Regan, the man who momentarily forgot, is now 64 and an executive with JPMorgan Chase. He has his memories, his stories. Some are funny, in that dark Irish way of coping. Some are so sobering that silence is the only response.

He avoids the anniversaries, the annual recitation of the names of the dead, and all the documentaries and books and essays the day continues to inspire. He will never visit the 9/11 Memorial & Museum, he said. “I don’t need to go back.”

Luongo, now 63, retired in March after 40 years with the NYPD, a career distinguished in part by those many months on the Staten Island landfill. More than 4,200 human remains were recovered, as well as nearly 60,000 personal items, including photographs and identification cards.

What he supervised was a village built on tragedy and aglow at night, with office trailers, a decontamination center, a mess hall, and conveyor belts waiting to receive the debris barged from Lower Manhattan. Looming stacks of crushed vehicles, including police cars and fire engines, arranged in neat, horrific rows.

All gone, like Brigadoon. Was it even real? Or is this, too, a trick of memory?

“I remember,” Luongo said. “So you get up in the morning, light a candle, say a prayer — and move on.”

Stern, who went on to write two nonfiction books and four novels, also remembers. How could she not?

Shopping for eggs in a SuperFresh market near her home in Princeton, New Jersey, planning to make chocolate chip cookies for her husband — “I made the best ones in the world” — when someone shouted something like: The World Trade Center has been hit!

Being notified six months later that a quarter-size piece of Jim had been identified.
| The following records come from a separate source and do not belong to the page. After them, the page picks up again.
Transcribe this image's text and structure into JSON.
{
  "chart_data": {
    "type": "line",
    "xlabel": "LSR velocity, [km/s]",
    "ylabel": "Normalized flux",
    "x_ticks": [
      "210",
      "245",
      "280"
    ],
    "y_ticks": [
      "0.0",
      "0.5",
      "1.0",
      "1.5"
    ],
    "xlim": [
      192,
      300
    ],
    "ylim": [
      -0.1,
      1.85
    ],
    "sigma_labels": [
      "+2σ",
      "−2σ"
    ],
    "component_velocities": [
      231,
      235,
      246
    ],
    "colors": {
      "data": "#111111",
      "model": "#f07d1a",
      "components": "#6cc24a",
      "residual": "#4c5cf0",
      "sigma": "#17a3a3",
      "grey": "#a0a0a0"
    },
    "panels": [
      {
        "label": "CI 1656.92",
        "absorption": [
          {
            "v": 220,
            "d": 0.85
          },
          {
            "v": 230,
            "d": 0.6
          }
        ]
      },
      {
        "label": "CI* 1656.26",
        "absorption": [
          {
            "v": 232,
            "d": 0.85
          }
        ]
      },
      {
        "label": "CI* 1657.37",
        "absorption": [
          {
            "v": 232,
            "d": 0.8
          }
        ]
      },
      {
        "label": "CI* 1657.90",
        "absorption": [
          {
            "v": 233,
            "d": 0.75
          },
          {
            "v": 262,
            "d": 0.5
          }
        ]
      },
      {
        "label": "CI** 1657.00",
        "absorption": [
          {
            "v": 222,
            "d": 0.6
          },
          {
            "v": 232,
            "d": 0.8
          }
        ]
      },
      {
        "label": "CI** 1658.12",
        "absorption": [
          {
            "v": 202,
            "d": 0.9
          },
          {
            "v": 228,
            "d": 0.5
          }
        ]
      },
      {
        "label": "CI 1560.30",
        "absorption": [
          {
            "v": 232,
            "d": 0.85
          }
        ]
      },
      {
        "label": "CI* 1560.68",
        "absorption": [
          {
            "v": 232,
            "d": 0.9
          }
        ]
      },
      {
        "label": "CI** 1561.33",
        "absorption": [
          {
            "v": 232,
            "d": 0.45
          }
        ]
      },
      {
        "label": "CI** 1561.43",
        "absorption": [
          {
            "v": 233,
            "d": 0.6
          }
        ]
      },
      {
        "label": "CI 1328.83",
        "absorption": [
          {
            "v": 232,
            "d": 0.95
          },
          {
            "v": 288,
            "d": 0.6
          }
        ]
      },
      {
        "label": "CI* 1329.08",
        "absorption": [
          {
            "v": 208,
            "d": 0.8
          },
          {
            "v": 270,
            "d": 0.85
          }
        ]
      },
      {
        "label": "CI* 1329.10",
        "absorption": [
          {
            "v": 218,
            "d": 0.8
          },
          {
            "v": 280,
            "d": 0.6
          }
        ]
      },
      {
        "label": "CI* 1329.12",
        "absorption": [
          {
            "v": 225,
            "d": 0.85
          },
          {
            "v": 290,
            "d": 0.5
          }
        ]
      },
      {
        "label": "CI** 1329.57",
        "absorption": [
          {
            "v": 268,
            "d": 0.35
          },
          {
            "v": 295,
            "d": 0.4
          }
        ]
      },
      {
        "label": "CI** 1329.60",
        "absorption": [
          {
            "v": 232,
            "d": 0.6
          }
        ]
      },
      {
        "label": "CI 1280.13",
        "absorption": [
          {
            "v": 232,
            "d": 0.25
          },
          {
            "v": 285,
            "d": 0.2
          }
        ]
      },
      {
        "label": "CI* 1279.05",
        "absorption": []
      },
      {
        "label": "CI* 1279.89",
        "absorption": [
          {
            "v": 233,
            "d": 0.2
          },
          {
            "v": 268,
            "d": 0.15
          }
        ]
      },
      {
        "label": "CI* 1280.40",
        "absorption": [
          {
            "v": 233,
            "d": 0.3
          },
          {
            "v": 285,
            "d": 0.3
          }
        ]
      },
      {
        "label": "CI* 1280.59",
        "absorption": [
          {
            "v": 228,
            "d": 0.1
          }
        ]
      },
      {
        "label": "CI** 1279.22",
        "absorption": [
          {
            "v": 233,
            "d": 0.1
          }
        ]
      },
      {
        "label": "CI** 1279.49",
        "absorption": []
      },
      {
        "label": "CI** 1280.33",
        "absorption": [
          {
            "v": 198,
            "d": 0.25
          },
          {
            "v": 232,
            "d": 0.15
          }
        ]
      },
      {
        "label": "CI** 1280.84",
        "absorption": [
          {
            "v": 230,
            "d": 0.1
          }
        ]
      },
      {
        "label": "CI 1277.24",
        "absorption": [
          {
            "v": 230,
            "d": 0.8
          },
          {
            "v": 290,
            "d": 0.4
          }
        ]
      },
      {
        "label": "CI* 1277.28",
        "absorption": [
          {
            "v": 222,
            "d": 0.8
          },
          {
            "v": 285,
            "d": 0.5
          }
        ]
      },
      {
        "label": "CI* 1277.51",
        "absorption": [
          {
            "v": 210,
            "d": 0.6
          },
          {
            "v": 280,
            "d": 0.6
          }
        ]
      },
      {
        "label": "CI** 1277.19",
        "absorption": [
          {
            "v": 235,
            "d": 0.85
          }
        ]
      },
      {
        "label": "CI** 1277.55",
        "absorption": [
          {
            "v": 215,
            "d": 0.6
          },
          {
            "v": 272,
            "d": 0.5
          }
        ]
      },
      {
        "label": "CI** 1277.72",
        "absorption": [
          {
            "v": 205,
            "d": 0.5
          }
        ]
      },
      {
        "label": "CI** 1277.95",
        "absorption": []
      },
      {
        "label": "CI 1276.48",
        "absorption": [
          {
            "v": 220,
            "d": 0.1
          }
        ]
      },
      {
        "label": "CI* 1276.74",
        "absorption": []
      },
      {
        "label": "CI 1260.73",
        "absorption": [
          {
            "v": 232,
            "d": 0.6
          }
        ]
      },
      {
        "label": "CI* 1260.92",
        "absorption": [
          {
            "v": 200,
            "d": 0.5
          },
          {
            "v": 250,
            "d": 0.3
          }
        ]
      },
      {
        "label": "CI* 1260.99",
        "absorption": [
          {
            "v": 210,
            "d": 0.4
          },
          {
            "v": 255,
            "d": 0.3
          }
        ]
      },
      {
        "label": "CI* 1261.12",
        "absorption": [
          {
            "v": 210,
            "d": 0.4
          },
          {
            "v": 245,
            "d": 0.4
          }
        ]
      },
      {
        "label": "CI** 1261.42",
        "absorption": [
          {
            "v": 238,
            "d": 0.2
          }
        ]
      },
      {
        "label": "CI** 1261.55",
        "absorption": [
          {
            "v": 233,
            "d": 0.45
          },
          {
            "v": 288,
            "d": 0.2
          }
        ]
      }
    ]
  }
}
Writing and writing and writing every night through her grief, more than 150,000 words that no one else will ever see.

Stern has spent the past 20 years trying to get past the “uniquely suffering kind of thing,” as she puts it, and work toward building something constructive. Her involvement with the nonprofit peace-building organization Search for Common Ground is another form of remembering.

“I don’t want anyone to go through this,” Stern said. “But I also don’t want to go through life saying, ‘You can’t understand what I went through.’ What’s the point? Why should they?”

The smell of a cigar. A bicycle. A drive on the Staten Island Expressway. The anniversary.

The dust.

I remember camping out with the National Guard in Battery Park several days after the terrorist attacks. I remember wearing a construction helmet, carrying a clipboard and walking around as if I belonged at the restricted World Trade Center site, then known as “the Pile” and as much a burial ground as a crime scene.

I remember the messages of grief, anger and faint hope scrawled in the dust that had settled on the surrounding buildings. Scrawled with the tips of fingers. I remember being determined to chronicle these messages before the power washers came.

“The Towers Will Rise Again”

“Vernon Cherry Call Home”

“God Be With You Dana — Love, Mom”

I remember not wanting to think too hard about what comprised the dust, and not thinking at all about how harmful the dust might be for rescue and recovery workers to inhale.

I remember the dust being the color of vanilla, although my notes say it was gray. But I am certain of this: The dust was everywhere. The world was covered in it.